For the sex chromosomes, the genotype may be accurate but discordant with the phenotype. Genotype-phenotype discordance has been attributed to laboratory error, a vanishing twin, complex disorders of sexual differentiation, sex chromosome aneuploidy with/without mosaicism, and maternal mosaicism. (See 'False-positive and false-negative results' above.)

•Twin gestations – DRs and FPRs are similar for twin versus singleton gestations. Because it is impossible to determine which twin is abnormal based on cfDNA analysis alone, results are reported for the entire pregnancy. Some commercial laboratories can provide zygosity information, which may be helpful in interpretation. Alternative options, such as ultrasound measurement of nuchal translucency (NT) or serum screening, have far lower DRs and higher FPRs. (See 'Multiple gestations' above.)

●Post-test follow-up

•Screen-positive test results

-An invasive procedure (chorionic villus sampling [CVS] or amniocentesis) to obtain samples for diagnostic genetic testing (eg, karyotype or microarray) should be offered to confirm all screen-positive test results. Results will be available sooner if CVS is performed, but amniocytes are more accurate when fetal-placental discordancy is present. Diagnostic testing is particularly important if pregnancy termination is being considered based on these results. For disorders in which definitive diagnosis will not affect the decision to continue the pregnancy or pregnancy management, the parents' choice to delay diagnostic testing until after delivery, or even later, is also reasonable. (See 'Screen positive (high risk)' above.)

-False-positive tests may be due to confined placental mosaicism, demised twin, maternal mosaicism, maternal cancer, maternal copy number variants, technical issues, or chance. (See 'False-positive cfDNA test results' above.)
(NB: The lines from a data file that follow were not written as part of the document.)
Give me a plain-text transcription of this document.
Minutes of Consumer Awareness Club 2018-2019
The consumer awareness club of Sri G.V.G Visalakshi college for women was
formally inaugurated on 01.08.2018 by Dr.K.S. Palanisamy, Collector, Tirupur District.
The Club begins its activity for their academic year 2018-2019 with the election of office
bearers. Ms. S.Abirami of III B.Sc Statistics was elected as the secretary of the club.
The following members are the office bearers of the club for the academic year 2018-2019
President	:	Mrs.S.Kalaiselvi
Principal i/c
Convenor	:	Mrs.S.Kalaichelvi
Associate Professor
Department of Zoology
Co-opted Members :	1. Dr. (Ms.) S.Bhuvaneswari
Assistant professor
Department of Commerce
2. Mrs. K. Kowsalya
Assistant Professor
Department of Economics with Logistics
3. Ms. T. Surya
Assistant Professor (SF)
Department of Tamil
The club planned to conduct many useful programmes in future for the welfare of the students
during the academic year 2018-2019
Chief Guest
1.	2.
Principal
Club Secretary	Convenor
•Screen-negative test results

-Screen-negative patients are not routinely offered invasive diagnostic testing. The high sensitivity and specificity of cfDNA screening means these patients are at a very low risk of having a fetus affected by one of the aneuploidies in the test panel, although the possibility of an affected fetus cannot be eliminated. If fetal structural abnormalities are found on ultrasound, diagnostic testing with a chromosome microarray should be offered. (See 'Screen negative (low risk)' above.)

-False-negative tests may be due to confined placental mosaicism, borderline low fetal fraction, maternal copy number variants, and technical issues. (See 'False-negative cfDNA test results' above.)

•Test failure (no call result)

-No result rates generally fall between 1 and 3 percent. Maternal plasma must contain an adequate amount of fetal cfDNA (fetal fraction) to obtain a reliable test result. Several factors can reduce the fetal fraction, which can lead to an assay failure (a report of "no result"): screening before 9 to 10 weeks of gestation, suboptimal sample collection or processing, obesity, some types of fetal aneuploidy (eg, trisomy 18, triploidy), maternal use of low molecular weight heparin, conception by in vitro fertilization (IVF), or multiple gestation. (See 'Significance of the fetal fraction' above.)

-Patients whose test does not yield a result can choose to undergo repeat cfDNA testing, an invasive diagnostic procedure, or standard serum marker/ultrasound screening. Repeat testing, when allowed, is successful in approximately 60 to 80 percent of cases. (See 'Test failures (no result)' above.)